От этих слов я совсем приободрилась. Я осмелилась его успокоить. Он не только допустил эти уверения, но попросил их повторить. Я испытывала радость, странную радость, видя его утешенным, довольным, спокойным. Вчера еще я не поверила бы, что жизнь может подарить мне такие мгновения. Сколько раз судьба судила мне видеть исполнение самых печальных моих ожиданий. Но наблюдать, как нежданная, нечаянная радость близится, воплощается, сбывается в мгновение ока, мне не приходилось еще никогда.

— Люси, — спросил мосье Поль тихим голосом, не выпуская моей руки, видели вы портрет в будуаре старого дома?

— Да. Писанный прямо на стене.

— Портрет монахини?

— Да.

— Слышали вы ее историю?

— Да.

— А помните, что мы с вами видели тогда вместе в саду?

— Никогда этого не забуду.

— А вы не находите между ними связи? Или это, по-вашему, безумие?

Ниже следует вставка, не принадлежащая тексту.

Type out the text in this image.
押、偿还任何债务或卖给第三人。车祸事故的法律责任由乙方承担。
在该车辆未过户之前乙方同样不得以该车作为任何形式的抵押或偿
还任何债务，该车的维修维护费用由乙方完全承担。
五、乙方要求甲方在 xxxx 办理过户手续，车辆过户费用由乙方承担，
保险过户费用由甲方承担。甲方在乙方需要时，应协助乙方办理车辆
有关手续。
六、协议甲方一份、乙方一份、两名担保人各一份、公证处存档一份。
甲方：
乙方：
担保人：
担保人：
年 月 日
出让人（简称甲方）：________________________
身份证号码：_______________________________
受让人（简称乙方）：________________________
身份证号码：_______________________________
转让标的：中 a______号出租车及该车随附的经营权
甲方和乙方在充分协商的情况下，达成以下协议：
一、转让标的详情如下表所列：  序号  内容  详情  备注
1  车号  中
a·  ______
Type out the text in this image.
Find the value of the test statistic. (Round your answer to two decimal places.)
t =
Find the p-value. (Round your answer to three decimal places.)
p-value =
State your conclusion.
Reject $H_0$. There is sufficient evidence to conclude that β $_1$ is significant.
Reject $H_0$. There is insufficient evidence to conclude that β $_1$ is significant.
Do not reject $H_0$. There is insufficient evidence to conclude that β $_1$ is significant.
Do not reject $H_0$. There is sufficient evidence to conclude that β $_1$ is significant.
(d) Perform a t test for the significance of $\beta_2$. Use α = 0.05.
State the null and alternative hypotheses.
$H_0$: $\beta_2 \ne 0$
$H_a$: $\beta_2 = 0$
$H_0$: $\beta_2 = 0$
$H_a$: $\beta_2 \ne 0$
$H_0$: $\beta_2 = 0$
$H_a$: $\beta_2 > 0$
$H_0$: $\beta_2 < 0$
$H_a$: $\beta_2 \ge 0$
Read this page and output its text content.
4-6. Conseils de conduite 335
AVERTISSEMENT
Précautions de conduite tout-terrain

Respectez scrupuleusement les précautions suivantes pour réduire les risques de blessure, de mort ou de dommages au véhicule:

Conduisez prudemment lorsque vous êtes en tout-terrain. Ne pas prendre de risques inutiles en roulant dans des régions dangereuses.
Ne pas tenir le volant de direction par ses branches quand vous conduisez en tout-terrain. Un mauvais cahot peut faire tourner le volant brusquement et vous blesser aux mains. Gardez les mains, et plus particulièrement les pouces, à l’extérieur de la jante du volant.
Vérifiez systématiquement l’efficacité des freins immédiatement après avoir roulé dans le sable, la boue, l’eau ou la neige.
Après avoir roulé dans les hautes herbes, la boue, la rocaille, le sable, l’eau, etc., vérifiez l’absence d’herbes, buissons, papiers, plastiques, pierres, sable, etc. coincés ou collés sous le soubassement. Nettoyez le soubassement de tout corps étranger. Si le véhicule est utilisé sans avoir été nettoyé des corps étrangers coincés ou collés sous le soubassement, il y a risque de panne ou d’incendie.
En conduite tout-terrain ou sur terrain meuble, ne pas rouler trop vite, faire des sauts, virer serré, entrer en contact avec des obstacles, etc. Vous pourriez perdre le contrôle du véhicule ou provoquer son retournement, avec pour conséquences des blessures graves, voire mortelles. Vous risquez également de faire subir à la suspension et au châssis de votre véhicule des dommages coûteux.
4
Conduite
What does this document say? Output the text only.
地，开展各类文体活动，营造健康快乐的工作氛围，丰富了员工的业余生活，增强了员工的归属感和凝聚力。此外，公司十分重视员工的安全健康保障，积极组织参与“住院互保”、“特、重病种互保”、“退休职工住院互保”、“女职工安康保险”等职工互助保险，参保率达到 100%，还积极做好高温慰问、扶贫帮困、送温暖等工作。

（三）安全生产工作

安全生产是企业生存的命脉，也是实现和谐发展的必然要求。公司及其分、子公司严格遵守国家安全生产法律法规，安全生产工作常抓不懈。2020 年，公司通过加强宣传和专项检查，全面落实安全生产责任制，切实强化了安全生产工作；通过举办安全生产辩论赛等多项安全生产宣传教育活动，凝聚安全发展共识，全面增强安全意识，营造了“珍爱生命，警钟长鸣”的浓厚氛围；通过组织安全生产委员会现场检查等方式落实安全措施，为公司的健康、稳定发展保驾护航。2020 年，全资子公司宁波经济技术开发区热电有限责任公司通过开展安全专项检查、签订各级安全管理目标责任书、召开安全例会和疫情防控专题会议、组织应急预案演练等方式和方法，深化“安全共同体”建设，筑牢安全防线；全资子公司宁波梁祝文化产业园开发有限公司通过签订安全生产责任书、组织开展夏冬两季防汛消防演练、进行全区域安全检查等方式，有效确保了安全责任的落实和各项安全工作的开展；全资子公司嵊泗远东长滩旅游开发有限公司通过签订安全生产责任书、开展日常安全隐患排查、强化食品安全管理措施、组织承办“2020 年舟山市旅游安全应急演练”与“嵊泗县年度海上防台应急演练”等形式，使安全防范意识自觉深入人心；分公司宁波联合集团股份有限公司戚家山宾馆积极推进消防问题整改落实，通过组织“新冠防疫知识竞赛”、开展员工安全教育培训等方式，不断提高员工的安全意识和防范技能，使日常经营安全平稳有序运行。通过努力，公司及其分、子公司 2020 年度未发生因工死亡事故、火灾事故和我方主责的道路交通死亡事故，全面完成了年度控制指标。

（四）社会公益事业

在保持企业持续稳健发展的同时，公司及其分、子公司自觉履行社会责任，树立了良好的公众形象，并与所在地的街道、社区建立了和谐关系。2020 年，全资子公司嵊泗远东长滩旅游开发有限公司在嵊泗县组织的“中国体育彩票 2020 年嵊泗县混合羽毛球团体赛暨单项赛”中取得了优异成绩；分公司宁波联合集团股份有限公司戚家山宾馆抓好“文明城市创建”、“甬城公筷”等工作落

— Я вспомнила привидение, взглянув на портрет, — сказала я. И не солгала.

— И вы не вообразили, надеюсь, — продолжал он, — будто святая на небесах тревожит себя земным соперничеством? Протестанты редко бывают суеверны; вы-то не станете предаваться столь мрачным фантазиям?

— Я уж и не знаю, что думать; но, полагаю, в один прекрасный день этим чудесам сыщется вполне естественное объяснение.

— Истинно так. К тому же зачем доброй женщине, а тем более чистому, блаженному духу мешать дружбе, подобной нашей?

Не успела я еще найтись с ответом, к нам влетела розовая и стремительная Фифина Бек, возгласив, что меня зовут. Мать ее собралась навестить некое английское семейство и нуждалась в моих услугах переводчицы. Вторжение оказалось ко времени. «Довлеет дневи злоба его».[421]Этому дню довлело добро. Жаль только, я не успела спросить мосье Поля, родились ли те «мрачные фантазии», против которых он меня предостерегал, в собственной его голове.